По Делёзу, данный текст Фуко это книга, где тот явным образом преодолевает очевидный дуализм предшествовавших книг: если знание состоит в переплетении зримого и высказываемого, то власть выступает как его предполагаемая причина, и наоборот. По мысли Фуко, “не существует отношения власти без коррелятивного формирования поля знания, как знания, которое не предполагало бы и не конституировало бы одновременно отношений власти... Не существует такой модели истины, которая, не отсылала бы к какому-нибудь типу власти; нет ни знания, ни даже науки, которые не выражают или не вмешивают в свою практику какую-либо осуществляющую свои функции власть” Неформальная диаграмма выступает как абстрактная машина. Делёз особо подчеркивает: “машины бывают социальными прежде, чем стать техническими. Или, точнее, прежде, чем появляется технология материальная, существует некая человеческая технология” Инструменты и материальные машины должны быть отобраны диаграммой и приняты в схемы взаимодействия: например, “развитие от палки- копалки к мотыге, а затем к плугу не выстраивается линейным образом, а “отсылает” к соответствующим коллективным машинам, видоизменяющимся в зависимости от плотности населения и времени распашки пара” Винтовка как инструмент, по Фуко, существует только в рамках “совокупности устройств, принципом которых является уже не подвижная или неподвижная масса, а геометрия отделяемых и составляемых сегментов” Технология представляет собой явление прежде всего социальное, и только потом техническое. Тюрьма может существовать в самодержавных обществах как явление маргинальное (письма с королевской печатью о заточешщ без суда и следствия); как аппарат она начинает существовать лишь с того момента, когда новая диаграмма, диаграмма дисциплинарная, дает ей возможность переступить “технологический порог”
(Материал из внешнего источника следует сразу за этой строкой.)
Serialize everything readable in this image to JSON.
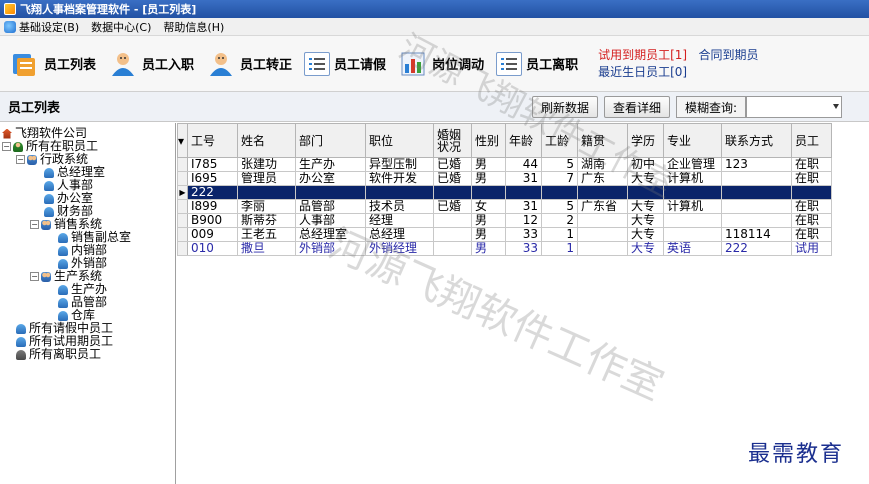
{
  "window": {
    "title": "飞翔人事档案管理软件 - [员工列表]"
  },
  "menu": {
    "items": [
      "基础设定(B)",
      "数据中心(C)",
      "帮助信息(H)"
    ]
  },
  "toolbar": {
    "buttons": [
      "员工列表",
      "员工入职",
      "员工转正",
      "员工请假",
      "岗位调动",
      "员工离职"
    ],
    "alerts": {
      "probation_due": "试用到期员工[1]",
      "contract_due": "合同到期员",
      "birthday": "最近生日员工[0]"
    }
  },
  "section": {
    "title": "员工列表",
    "refresh_label": "刷新数据",
    "detail_label": "查看详细",
    "search_label": "模糊查询:",
    "search_value": ""
  },
  "tree": {
    "nodes": [
      "飞翔软件公司",
      "所有在职员工",
      "行政系统",
      "总经理室",
      "人事部",
      "办公室",
      "财务部",
      "销售系统",
      "销售副总室",
      "内销部",
      "外销部",
      "生产系统",
      "生产办",
      "品管部",
      "仓库",
      "所有请假中员工",
      "所有试用期员工",
      "所有离职员工"
    ]
  },
  "grid": {
    "columns": [
      "工号",
      "姓名",
      "部门",
      "职位",
      "婚姻\n状况",
      "性别",
      "年龄",
      "工龄",
      "籍贯",
      "学历",
      "专业",
      "联系方式",
      "员工"
    ],
    "rows": [
      [
        "I785",
        "张建功",
        "生产办",
        "异型压制",
        "已婚",
        "男",
        "44",
        "5",
        "湖南",
        "初中",
        "企业管理",
        "123",
        "在职"
      ],
      [
        "I695",
        "管理员",
        "办公室",
        "软件开发",
        "已婚",
        "男",
        "31",
        "7",
        "广东",
        "大专",
        "计算机",
        "",
        "在职"
      ],
      [
        "222",
        "",
        "",
        "",
        "",
        "",
        "",
        "",
        "",
        "",
        "",
        "",
        ""
      ],
      [
        "I899",
        "李丽",
        "品管部",
        "技术员",
        "已婚",
        "女",
        "31",
        "5",
        "广东省",
        "大专",
        "计算机",
        "",
        "在职"
      ],
      [
        "B900",
        "斯蒂芬",
        "人事部",
        "经理",
        "",
        "男",
        "12",
        "2",
        "",
        "大专",
        "",
        "",
        "在职"
      ],
      [
        "009",
        "王老五",
        "总经理室",
        "总经理",
        "",
        "男",
        "33",
        "1",
        "",
        "大专",
        "",
        "118114",
        "在职"
      ],
      [
        "010",
        "撒旦",
        "外销部",
        "外销经理",
        "",
        "男",
        "33",
        "1",
        "",
        "大专",
        "英语",
        "222",
        "试用"
      ]
    ]
  },
  "watermark": {
    "line1": "河源飞翔软件工作室",
    "line2": "河源飞翔软件工作室"
  },
  "brand": "最需教育"
}
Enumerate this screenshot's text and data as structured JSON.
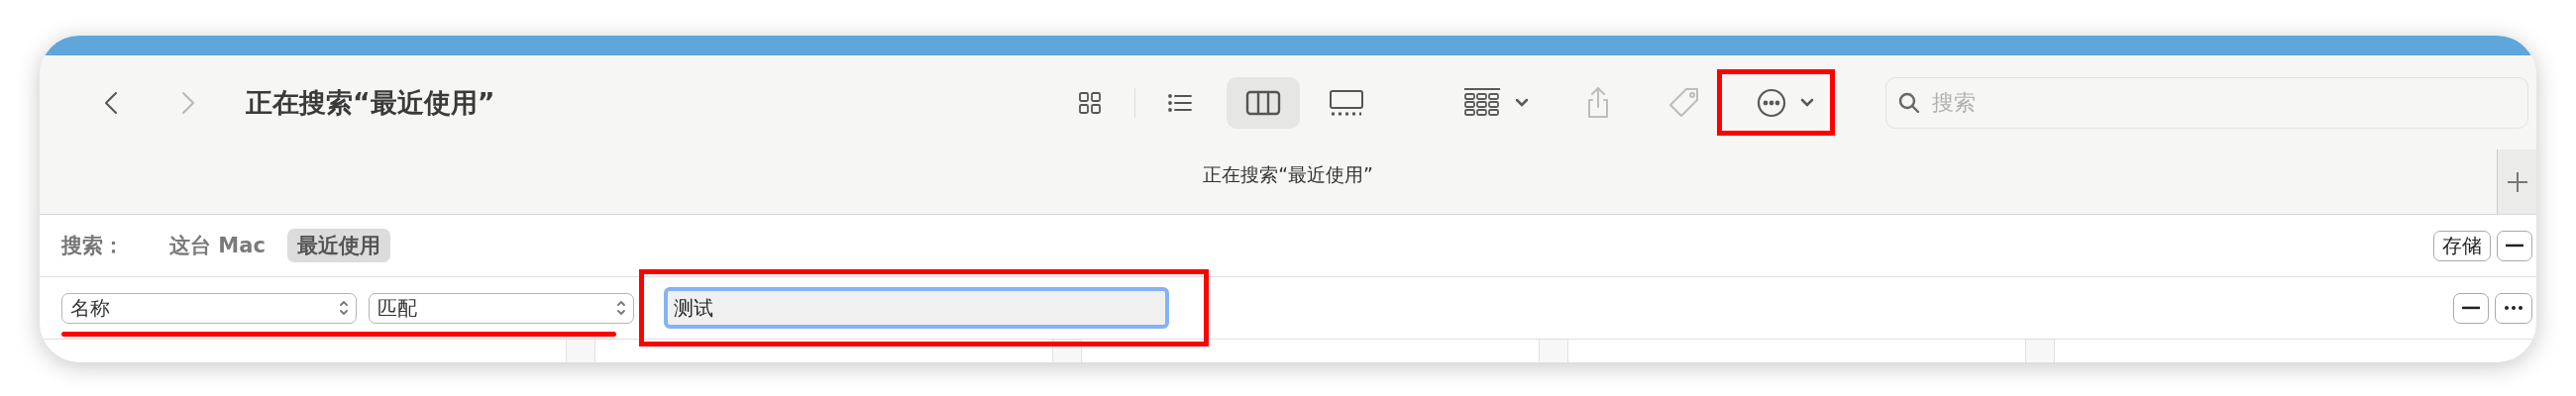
{
  "toolbar": {
    "nav": [
      {
        "kind": "back",
        "disabled": false
      },
      {
        "kind": "forward",
        "disabled": true
      }
    ],
    "title": "正在搜索“最近使用”",
    "view_modes": [
      {
        "kind": "icons",
        "selected": false
      },
      {
        "kind": "list",
        "selected": false
      },
      {
        "kind": "columns",
        "selected": true
      },
      {
        "kind": "gallery",
        "selected": false
      }
    ],
    "actions": [
      {
        "kind": "group",
        "disabled": false
      },
      {
        "kind": "share",
        "disabled": true
      },
      {
        "kind": "tag",
        "disabled": true
      },
      {
        "kind": "more",
        "disabled": false
      }
    ],
    "search": {
      "placeholder": "搜索"
    }
  },
  "tab_bar": {
    "tabs": [
      {
        "label": "正在搜索“最近使用”",
        "selected": true
      }
    ]
  },
  "scope_bar": {
    "label": "搜索：",
    "scopes": [
      {
        "label": "这台 Mac",
        "selected": false
      },
      {
        "label": "最近使用",
        "selected": true
      }
    ],
    "save_button": "存储"
  },
  "criteria": [
    {
      "attribute": "名称",
      "operator": "匹配",
      "value": "测试",
      "focused": true
    }
  ]
}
Как отмечает Делёз, резюмируя ход рассуждений Фуко, “это общеметодический вопрос: вместо того, чтобы идти от видимого внешнего к какому-либо существенному “ядру внутреннего” следует предотвратить иллюзорность внутреннего, чтобы вернуть слова и вещи к конститутивности внешнего” Рассуждая о содержании понятия “власть” у Фуко, Делёз подчеркивал, что всякие взаимоотношения сил являются “властными взаимоотношениями” Власть не является формой (например, формой-государством), всякая сила уже является отношением, т. е. властью: у силы нет ни другого объекта, ни другого субъекта, кроме силы. Насилие представляет собой один из сопутствующих моментов или одно из следствий силы, но никак не одну из ее составляющих. Насилие разрушает или деформирует определенные тела или объекты; у силы нет других объектов, кроме других сил, нет иного бытия, кроме взаимоотношений: “это действие, направленное на действие, на возможные или актуальные действия в настоящем или в будущем” это совокупность действий, направленных на возможные действия” Согласно Фуко, 1) власть не является чем-то сугубо репрессивным (она “побуждает, вызывает, производит”- 2) она осуществляется в действии прежде, чем ею овладевают (ею владеют лишь в детерминируемой форме, как, например, класс, и в детерминирующей форме, как, например, Государство); 3) она проходит через тех, кто находится под властью не в меньшей степени, чем через властвующих (она проходит через все силы, участвующие во взаимоотношениях). По Фуко, главный вопрос в том, как осуществляется власть.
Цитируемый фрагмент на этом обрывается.